The long post-financial crisis recovery in the United States has also been one of the weakest since World War II. But recently there have been signs of a pick-up. The second estimate for third quarter GDP growth has been revised up to 3.3 percent, slightly above the 3.1 percent growth recorded in Q2, and significantly higher than the 1.4 percent for the first quarter.
“What is most encouraging about the acceleration is that it has been driven by investment in real assets such as plant, property and equipment, as opposed to relying on inventory building,” says Walter Kemmsies, Economist and Chief Strategist, JLL Ports Airports and Global Infrastructure. “At this stage, there is no evidence of the investment booms that eventually lead to busts and economic contraction. It is also worth noting that reductions in regulations and potential cuts in corporate tax rates are likely driving investment spending higher.”
Infrastructure plan impact
The Trump administration hopes its infrastructure spending plan can have a similarly powerful and sustained impact on the country’s economic growth. The proposed US$1 trillion initiative to rebuild the nation’s roads, bridges, tunnels and railroads has been a key pillar of President Trump’s program. The goal is to stimulate economic and employment growth, and enhance the country’s competitiveness, by transforming America’s existing infrastructure into a world-class network fit for today’s global demands.
Companies need infrastructure – especially transportation, water and electricity – to support their businesses notes Kemmsies. “At present, U.S. infrastructure is underperforming, due to years of deferred maintenance and lack of development. Enhancing the country’s infrastructure would make it possible for companies to focus on expanding their businesses, rather than concentrating on how to stay in business because of the poorly performing infrastructure they currently face.”
Focusing on improvements to America’s export infrastructure in particular would help stimulate job creation. And this would foster a virtuous cycle of growth, by helping expand the tax revenue base needed to invest in additional infrastructure projects.
The scheme initially envisaged by the administration included US$200 billion in direct federal spending over the next decade, to be supported by the issuance of private activity bonds that would help leverage those public funds across a wide range of infrastructure projects.
Kemmsies explains that the Federal government plans to lay out national economic objectives and a roadmap to achieving them, with the private sector investing in the routes and other infrastructure needed for these maps to work. “However, the Federal government has been more concerned with global political stability to date, and has relegated economic policy to an afterthought. Due to that, individual states and the private sector have been stepping up to fill the void,’ he says.
For example, Georgia Ports Authority is working to dredge the Savannah River to accommodate larger vessels, which would enable ships to draft deeper and carry more exports to Asia. Meanwhile, the Port of Los Angeles has given a concession to Saybrook Capital to redevelop a former coal terminal. The objective is to improve container drayage, and thereby reduce congestion and emissions.

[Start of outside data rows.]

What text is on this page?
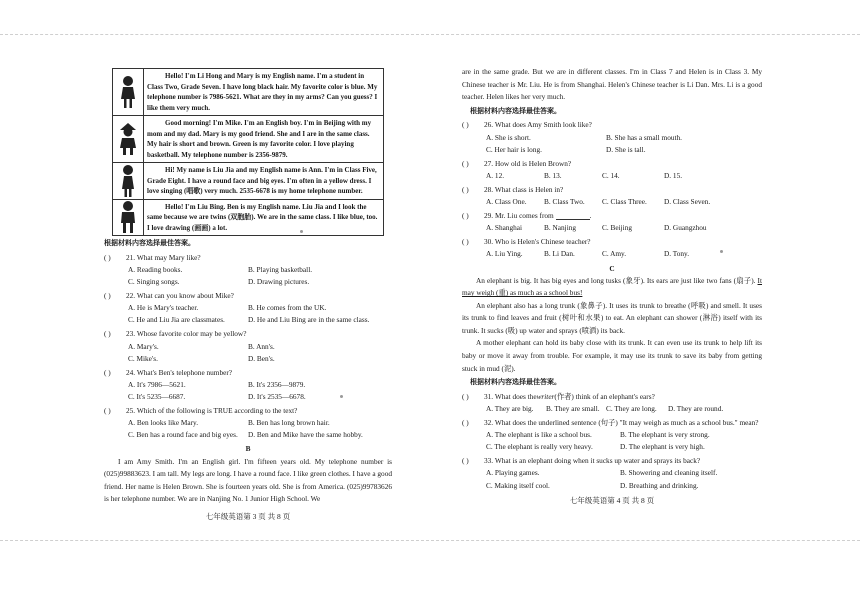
	Hello! I'm Li Hong and Mary is my English name. I'm a student in Class Two, Grade Seven. I have long black hair. My favorite color is blue. My telephone number is 7986-5621. What are they in my arms? Can you guess? I like them very much.

	Good morning! I'm Mike. I'm an English boy. I'm in Beijing with my mom and my dad. Mary is my good friend. She and I are in the same class. My hair is short and brown. Green is my favorite color. I love playing basketball. My telephone number is 2356-9879.

	Hi! My name is Liu Jia and my English name is Ann. I'm in Class Five, Grade Eight. I have a round face and big eyes. I'm often in a yellow dress. I love singing (唱歌) very much. 2535-6678 is my home telephone number.

	Hello! I'm Liu Bing. Ben is my English name. Liu Jia and I look the same because we are twins (双胞胎). We are in the same class. I like blue, too. I love drawing (画画) a lot.
根据材料内容选择最佳答案。
( )	21. What may Mary like?
A. Reading books.	B. Playing basketball.
C. Singing songs.	D. Drawing pictures.
( )	22. What can you know about Mike?
A. He is Mary's teacher.	B. He comes from the UK.
C. He and Liu Jia are classmates.	D. He and Liu Bing are in the same class.
( )	23. Whose favorite color may be yellow?
A. Mary's.	B. Ann's.
C. Mike's.	D. Ben's.
( )	24. What's Ben's telephone number?
A. It's 7986—5621.	B. It's 2356—9879.
C. It's 5235—6687.	D. It's 2535—6678.
( )	25. Which of the following is TRUE according to the text?
A. Ben looks like Mary.	B. Ben has long brown hair.
C. Ben has a round face and big eyes.	D. Ben and Mike have the same hobby.
B

I am Amy Smith. I'm an English girl. I'm fifteen years old. My telephone number is (025)99883623. I am tall. My legs are long. I have a round face. I like green clothes. I have a good friend. Her name is Helen Brown. She is fourteen years old. She is from America. (025)99783626 is her telephone number. We are in Nanjing No. 1 Junior High School. We

七年级英语第 3 页 共 8 页

are in the same grade. But we are in different classes. I'm in Class 7 and Helen is in Class 3. My Chinese teacher is Mr. Liu. He is from Shanghai. Helen's Chinese teacher is Li Dan. Mrs. Li is a good teacher. Helen likes her very much.

根据材料内容选择最佳答案。
( )	26. What does Amy Smith look like?
A. She is short.	B. She has a small mouth.
C. Her hair is long.	D. She is tall.
( )	27. How old is Helen Brown?
A. 12.	B. 13.	C. 14.	D. 15.
( )	28. What class is Helen in?
A. Class One.	B. Class Two.	C. Class Three.	D. Class Seven.
( )	29. Mr. Liu comes from
	.
A. Shanghai	B. Nanjing	C. Beijing	D. Guangzhou
( )	30. Who is Helen's Chinese teacher?
A. Liu Ying.	B. Li Dan.	C. Amy.	D. Tony.
C

An elephant is big. It has big eyes and long tusks (象牙). Its ears are just like two fans (扇子). It may weigh (重) as much as a school bus!

An elephant also has a long trunk (象鼻子). It uses its trunk to breathe (呼吸) and smell. It uses its trunk to find leaves and fruit (树叶和水果) to eat. An elephant can shower (淋浴) itself with its trunk. It sucks (吸) up water and sprays (喷洒) its back.

A mother elephant can hold its baby close with its trunk. It can even use its trunk to help lift its baby or move it away from trouble. For example, it may use its trunk to save its baby from getting stuck in mud (泥).

根据材料内容选择最佳答案。
( )	31. What does the writer (作者) think of an elephant's ears?
A. They are big.	B. They are small. C. They are long.	D. They are round.
( )	32. What does the underlined sentence (句子) "It may weigh as much as a school bus." mean?
A. The elephant is like a school bus.	B. The elephant is very strong.
C. The elephant is really very heavy.	D. The elephant is very high.
( )	33. What is an elephant doing when it sucks up water and sprays its back?
A. Playing games.	B. Showering and cleaning itself.
C. Making itself cool.	D. Breathing and drinking.
七年级英语第 4 页 共 8 页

How much of the original infrastructure plan will come to fruition, and in what shape, depends in large part on how the President’s 2018 budget proposal progresses through Congress. Different tacks are already apparent, with the House bill shunning market approaches to infrastructure, while the Senate bill favors leveraging scarce federal taxpayer dollars to bring in outside money from states, local governments and private investors.
An alternative proposition, suggests Kemmsies, would be to sell all the existing stabilized public infrastructure, such as toll roads, via shares on the stock market. “In that way, the public sector can acquire the funds needed to invest in unstabilized and new infrastructure,” he says.